Navy Cmdr. (Dr.) Dave Keblish, an orthopedic surgeon and head of sports medicine at the U.S. Naval Academy, in Annapolis, Md., hosts a “Fit for Duty” segment called “Train Smart Stay Strong” that teaches servicemembers highly effective methods to prevent career-ending injuries.
“I tend to think of fitness as having three main pillars: aerobic conditioning, flexibility and strength,” said Keblish, who believes proper fitness workout habits learned early in a military career are paramount.
“If more servicemembers looked at fitness this way and learned a bit more about avoiding common orthopedic injuries, I feel we would have a healthier and less disabled work force,” he added. “I have counseled many active-duty members about the severity of their condition after it was too late. There is much truth in the old saying that ‘an ounce of prevention is worth a pound of cure.’”
But much like the instructors on “Fit for Duty,” servicemembers shouldn’t expect the doctor to go easy on slackers.
“I am tired of the cliché of the washed-up sports jock with a dozen aches and pains from old sports injuries and surgeries,” Keblish said. “I was a stoic athlete myself, and I don't relate well to patients who are too lazy to get in shape or too whiny to endure a bit of pain along the way. However, I strongly believe that we work hard, we play hard, and when we're injured we need to rest hard.”
“Fit for Duty” is one of the most technically challenging productions the Pentagon Channel has undertaken. A crew of 10 set up an elaborate field studio at Bolling Air Force Base, in Washington, D.C., to shoot the first dozen shows over a hectic three-day shoot schedule. In the future, “Fit for Duty” producers hope to take the show to military installations across the country and around the world.
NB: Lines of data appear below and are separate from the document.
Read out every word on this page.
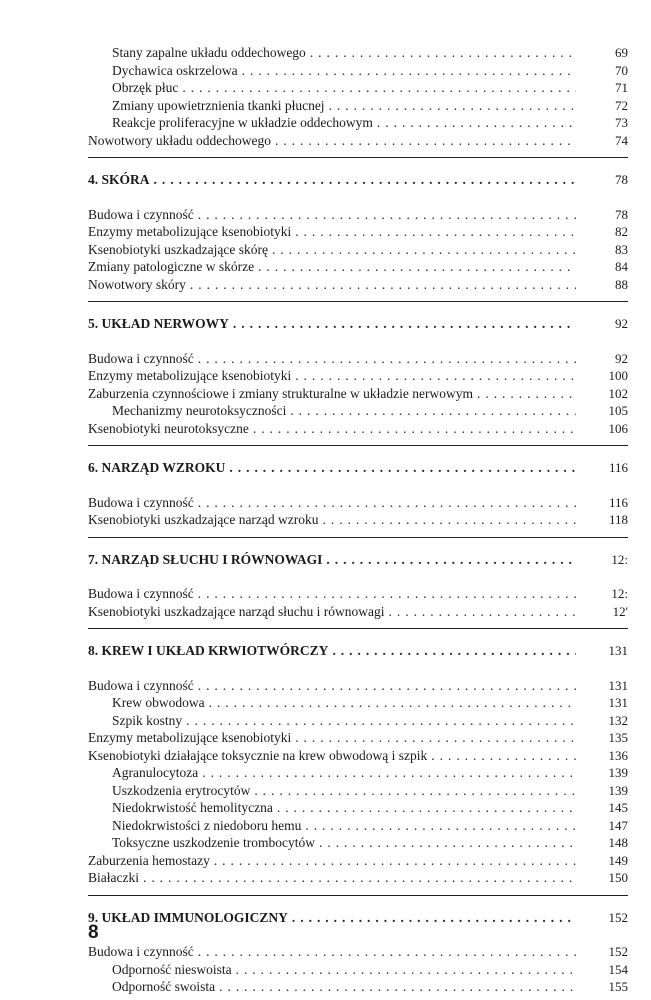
Stany zapalne układu oddechowego . . .	69
Dychawica oskrzelowa . . .	70
Obrzęk płuc . . .	71
Zmiany upowietrznienia tkanki płucnej . . .	72
Reakcje proliferacyjne w układzie oddechowym . . .	73
Nowotwory układu oddechowego . . .	74
4. SKÓRA . . .	78
Budowa i czynność . . .	78
Enzymy metabolizujące ksenobiotyki . . .	82
Ksenobiotyki uszkadzające skórę . . .	83
Zmiany patologiczne w skórze . . .	84
Nowotwory skóry . . .	88
5. UKŁAD NERWOWY . . .	92
Budowa i czynność . . .	92
Enzymy metabolizujące ksenobiotyki . . .	100
Zaburzenia czynnościowe i zmiany strukturalne w układzie nerwowym . . .	102
Mechanizmy neurotoksyczności . . .	105
Ksenobiotyki neurotoksyczne . . .	106
6. NARZĄD WZROKU . . .	116
Budowa i czynność . . .	116
Ksenobiotyki uszkadzające narząd wzroku . . .	118
7. NARZĄD SŁUCHU I RÓWNOWAGI . . .	12:
Budowa i czynność . . .	12:
Ksenobiotyki uszkadzające narząd słuchu i równowagi . . .	12'
8. KREW I UKŁAD KRWIOTWÓRCZY . . .	131
Budowa i czynność . . .	131
Krew obwodowa . . .	131
Szpik kostny . . .	132
Enzymy metabolizujące ksenobiotyki . . .	135
Ksenobiotyki działające toksycznie na krew obwodową i szpik . . .	136
Agranulocytoza . . .	139
Uszkodzenia erytrocytów . . .	139
Niedokrwistość hemolityczna . . .	145
Niedokrwistości z niedoboru hemu . . .	147
Toksyczne uszkodzenie trombocytów . . .	148
Zaburzenia hemostazy . . .	149
Białaczki . . .	150
9. UKŁAD IMMUNOLOGICZNY . . .	152
Budowa i czynność . . .	152
Odporność nieswoista . . .	154
Odporność swoista . . .	155
8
“The Pentagon Channel is breaking new ground with this original program,” Langdon said. “Our channel has many news and information programs, but this is the first interactive program.”
“Fit for Duty” is just one of many lifestyle shows the Pentagon Channel plans to present soon. An upcoming military cooking show, “Combat Kitchen,” will introduce viewers to the “Grill Sergeant” who will “get you locked and loaded with some tasty meals,” Langdon said. “We will continue to develop programming deserving of those who keep and protect our freedom.”
“Fit for Duty” debuts June 18 on the Pentagon Channel. It will also be available via podcast and video on demand. For complete program schedule, check www.pentagonchannel.mil.